Token Limit Handler

For most OAuth 2.0 cloud service providers, customers are charged based on the number of tokens issued. When a JWT (JSON Web Token) is used, it typically expires within 10 to 20 minutes. Therefore, it’s practical for the client to cache the token within the expiration period to avoid requesting a new token for each API call. This approach also allows the API server to cache the token instead of verifying the signature for every request, as the cryptographic calculation is time-consuming.

OAuth Token Management Strategy for Large Organizations

In large organizations with thousands of applications and APIs, detecting inefficient token usage (such as requesting a new token per API call) is challenging. Several factors contribute to this difficulty:

IP Address Detection: Accurately identifying source IP addresses is problematic due to numerous network components between clients and servers.
Token Analysis: Each token must be parsed to extract claims, allowing detection of multiple token uses within the expiration period for the same client_id (in the case of client credentials grant type).
Performance Impact: Implementing this detection before the token security verification handler would slow down all APIs within the organization.
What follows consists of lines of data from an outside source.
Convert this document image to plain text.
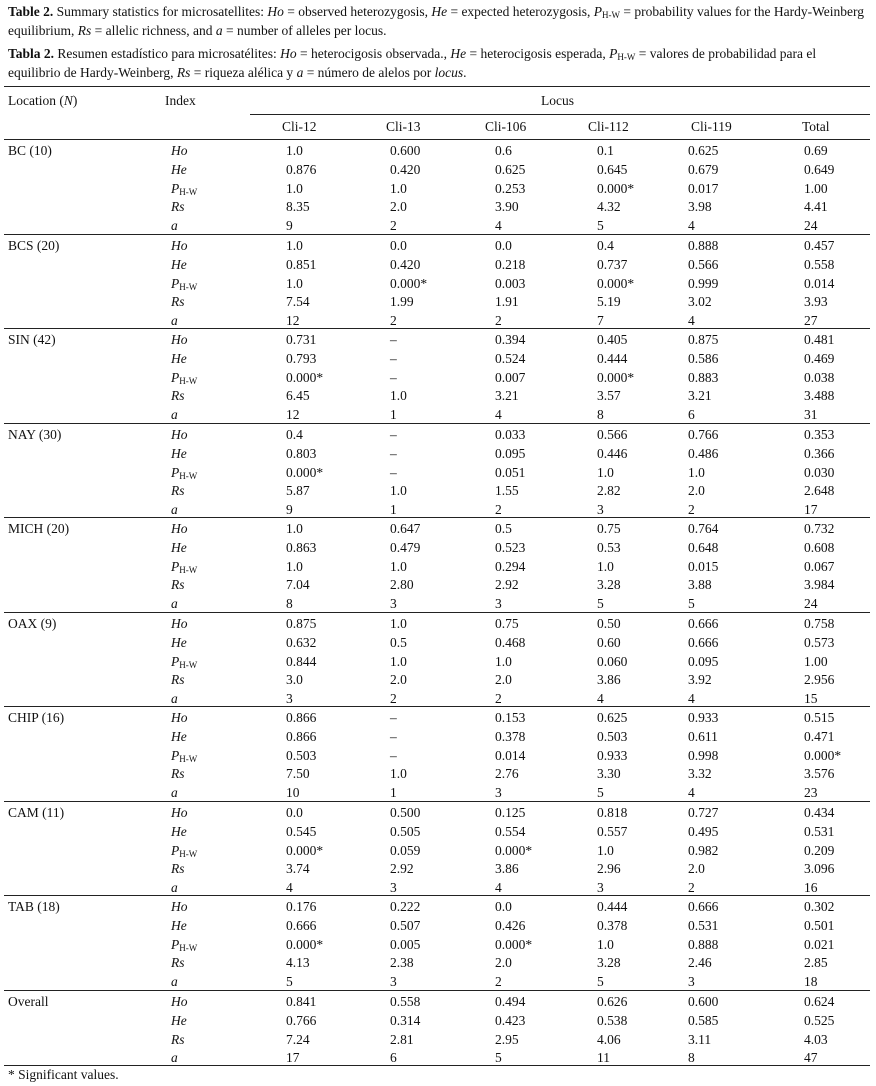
Table 2. Summary statistics for microsatellites: Ho = observed heterozygosis, He = expected heterozygosis, $P_{H-W}$ = probability values for the Hardy-Weinberg equilibrium, Rs = allelic richness, and a = number of alleles per locus.

Tabla 2. Resumen estadístico para microsatélites: Ho = heterocigosis observada., He = heterocigosis esperada, $P_{H-W}$ = valores de probabilidad para el equilibrio de Hardy-Weinberg, Rs = riqueza alélica y a = número de alelos por locus.

Location (N)	Index	Locus
Cli-12	Cli-13	Cli-106	Cli-112	Cli-119	Total
BC (10)	Ho	1.0	0.600	0.6	0.1	0.625	0.69
He	0.876	0.420	0.625	0.645	0.679	0.649
$P_{H-W}$	1.0	1.0	0.253	0.000*	0.017	1.00
Rs	8.35	2.0	3.90	4.32	3.98	4.41
a	9	2	4	5	4	24
BCS (20)	Ho	1.0	0.0	0.0	0.4	0.888	0.457
He	0.851	0.420	0.218	0.737	0.566	0.558
$P_{H-W}$	1.0	0.000*	0.003	0.000*	0.999	0.014
Rs	7.54	1.99	1.91	5.19	3.02	3.93
a	12	2	2	7	4	27
SIN (42)	Ho	0.731	–	0.394	0.405	0.875	0.481
He	0.793	–	0.524	0.444	0.586	0.469
$P_{H-W}$	0.000*	–	0.007	0.000*	0.883	0.038
Rs	6.45	1.0	3.21	3.57	3.21	3.488
a	12	1	4	8	6	31
NAY (30)	Ho	0.4	–	0.033	0.566	0.766	0.353
He	0.803	–	0.095	0.446	0.486	0.366
$P_{H-W}$	0.000*	–	0.051	1.0	1.0	0.030
Rs	5.87	1.0	1.55	2.82	2.0	2.648
a	9	1	2	3	2	17
MICH (20)	Ho	1.0	0.647	0.5	0.75	0.764	0.732
He	0.863	0.479	0.523	0.53	0.648	0.608
$P_{H-W}$	1.0	1.0	0.294	1.0	0.015	0.067
Rs	7.04	2.80	2.92	3.28	3.88	3.984
a	8	3	3	5	5	24
OAX (9)	Ho	0.875	1.0	0.75	0.50	0.666	0.758
He	0.632	0.5	0.468	0.60	0.666	0.573
$P_{H-W}$	0.844	1.0	1.0	0.060	0.095	1.00
Rs	3.0	2.0	2.0	3.86	3.92	2.956
a	3	2	2	4	4	15
CHIP (16)	Ho	0.866	–	0.153	0.625	0.933	0.515
He	0.866	–	0.378	0.503	0.611	0.471
$P_{H-W}$	0.503	–	0.014	0.933	0.998	0.000*
Rs	7.50	1.0	2.76	3.30	3.32	3.576
a	10	1	3	5	4	23
CAM (11)	Ho	0.0	0.500	0.125	0.818	0.727	0.434
He	0.545	0.505	0.554	0.557	0.495	0.531
$P_{H-W}$	0.000*	0.059	0.000*	1.0	0.982	0.209
Rs	3.74	2.92	3.86	2.96	2.0	3.096
a	4	3	4	3	2	16
TAB (18)	Ho	0.176	0.222	0.0	0.444	0.666	0.302
He	0.666	0.507	0.426	0.378	0.531	0.501
$P_{H-W}$	0.000*	0.005	0.000*	1.0	0.888	0.021
Rs	4.13	2.38	2.0	3.28	2.46	2.85
a	5	3	2	5	3	18
Overall	Ho	0.841	0.558	0.494	0.626	0.600	0.624
He	0.766	0.314	0.423	0.538	0.585	0.525
Rs	7.24	2.81	2.95	4.06	3.11	4.03
a	17	6	5	11	8	47
* Significant values.
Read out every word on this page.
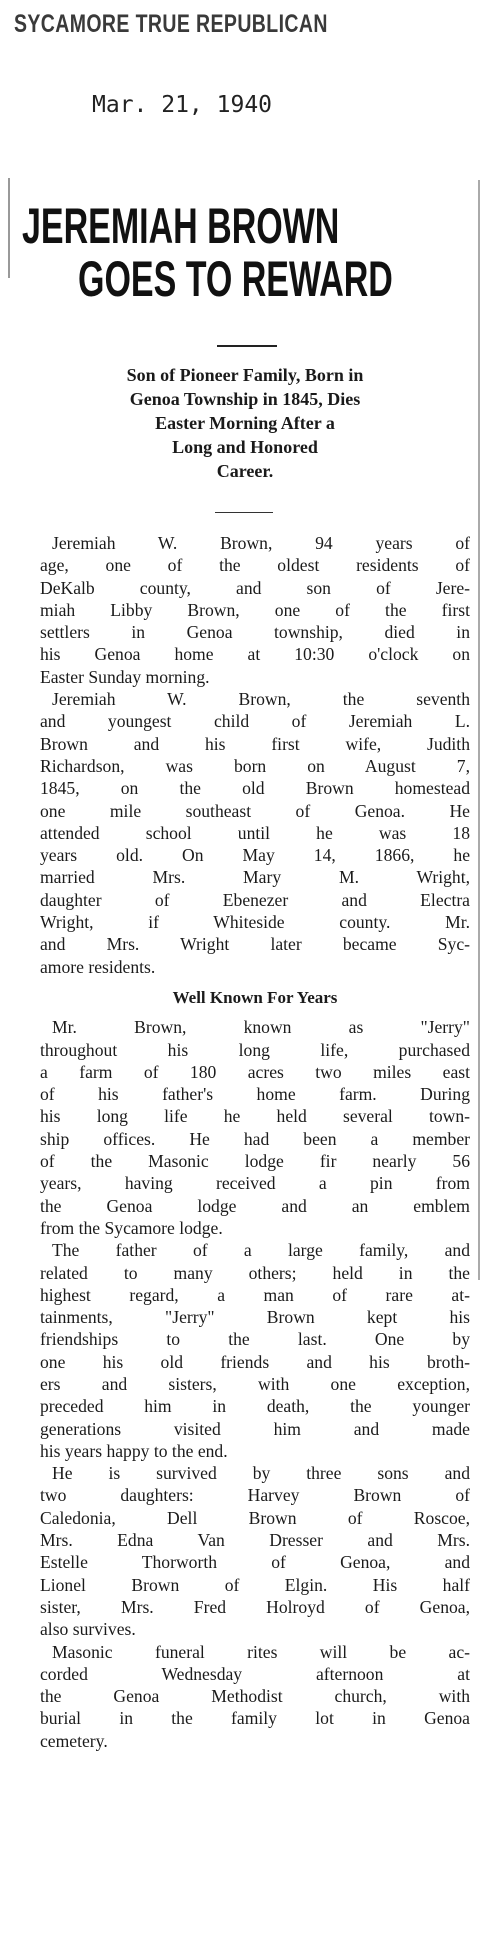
SYCAMORE TRUE REPUBLICAN
Mar. 21, 1940
JEREMIAH BROWN
GOES TO REWARD
Son of Pioneer Family, Born in
Genoa Township in 1845, Dies
Easter Morning After a
Long and Honored
Career.
Jeremiah W. Brown, 94 years of
age, one of the oldest residents of
DeKalb county, and son of Jere-
miah Libby Brown, one of the first
settlers in Genoa township, died in
his Genoa home at 10:30 o'clock on
Easter Sunday morning.
Jeremiah W. Brown, the seventh
and youngest child of Jeremiah L.
Brown and his first wife, Judith
Richardson, was born on August 7,
1845, on the old Brown homestead
one mile southeast of Genoa. He
attended school until he was 18
years old. On May 14, 1866, he
married Mrs. Mary M. Wright,
daughter of Ebenezer and Electra
Wright, if Whiteside county. Mr.
and Mrs. Wright later became Syc-
amore residents.
Well Known For Years
Mr. Brown, known as "Jerry"
throughout his long life, purchased
a farm of 180 acres two miles east
of his father's home farm. During
his long life he held several town-
ship offices. He had been a member
of the Masonic lodge fir nearly 56
years, having received a pin from
the Genoa lodge and an emblem
from the Sycamore lodge.
The father of a large family, and
related to many others; held in the
highest regard, a man of rare at-
tainments, "Jerry" Brown kept his
friendships to the last. One by
one his old friends and his broth-
ers and sisters, with one exception,
preceded him in death, the younger
generations visited him and made
his years happy to the end.
He is survived by three sons and
two daughters: Harvey Brown of
Caledonia, Dell Brown of Roscoe,
Mrs. Edna Van Dresser and Mrs.
Estelle Thorworth of Genoa, and
Lionel Brown of Elgin. His half
sister, Mrs. Fred Holroyd of Genoa,
also survives.
Masonic funeral rites will be ac-
corded Wednesday afternoon at
the Genoa Methodist church, with
burial in the family lot in Genoa
cemetery.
Given these challenges, applying limits at the OAuth 2.0 provider’s token endpoint seems ideal. However, most cloud OAuth 2.0 providers lack this feature, and standardization is difficult.

Proposed Solution

To create a generic, standardized solution, we propose:

Set up a light-gateway instance for all external and internal OAuth 2.0 providers.
Route each token request through this light-gateway.
Implement a light-4j handler to record all token requests.
Use this data to identify applications that are inefficiently requesting new tokens for each API call.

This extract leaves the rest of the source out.